| 18.02 Uhr

Mettmann
100 Jahre Weltspiegel

Düsseldorf. Eine Sondervorstellung mit den Filmklassiker „Zwei Herzen im Dreivierteltakt“. Der Konditor und Wirt Johann Josef Rosslenbroich gründete das Kino 1907. Sein Nachfolger war Sohn Hubert. Von Christoph Zacharias

Eines der ältesten Kinos Deutschlands, das „Weltspiegel“ in Mettmann, feierte gestern seinen 100. Geburtstag. Die Familie Rosslenbroich erinnerte an die Anfänge und zeigte den ersten Tonfilm, der im Mettmanner Kino aufgeführt wurde: „Zwei Herzen im Dreivierteltakt“ aus dem Jahr 1930. Für Manfred von der Venn (75), seit 58 Jahren Filmvorführer im „Weltspiegel“, war das ein besonderer Tag. „Ein bisschen aufgeregt bin ich schon“, meint er im Vorführraum.
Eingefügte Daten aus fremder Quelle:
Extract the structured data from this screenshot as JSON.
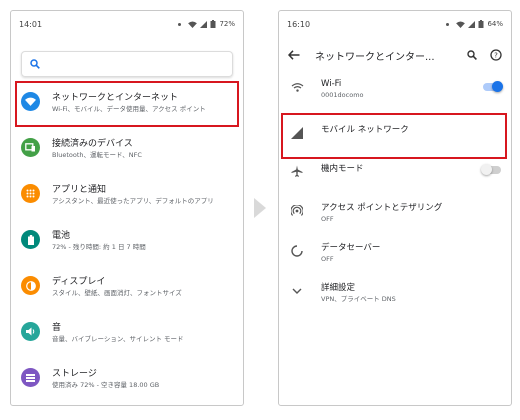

Immerhin handelte es sich um einen Schwarz-Weiß-Klassiker, ungeklebt, mit 30 Sekunden langen Schwarzbildpausen zwischen den fünf Akten. Doch Ton- und Bildqualität stimmten und die Gäste der Geburtstagsvorführung erlebten einen schönen Filmnachmittag. Gerda und Dieter Biermann aus Mettmann, kommen öfters ins Mettmanner Kino und schätzen die persönliche und familiäre Atmosphäre an der Düsseldorfer Straße. „Für uns ist das ,Weltspiegel’ ein Stück Kultur“, sagen die beiden. Das hätte Johann Josef Rosslenbroich, gelernter Konditor und Wirt, sicher gerne gehört, als er im August 1907 die Apparate eines verschuldeten Kinematographen-Operateurs kaufte und wenig später selbst Filme in Mettmann vorführte.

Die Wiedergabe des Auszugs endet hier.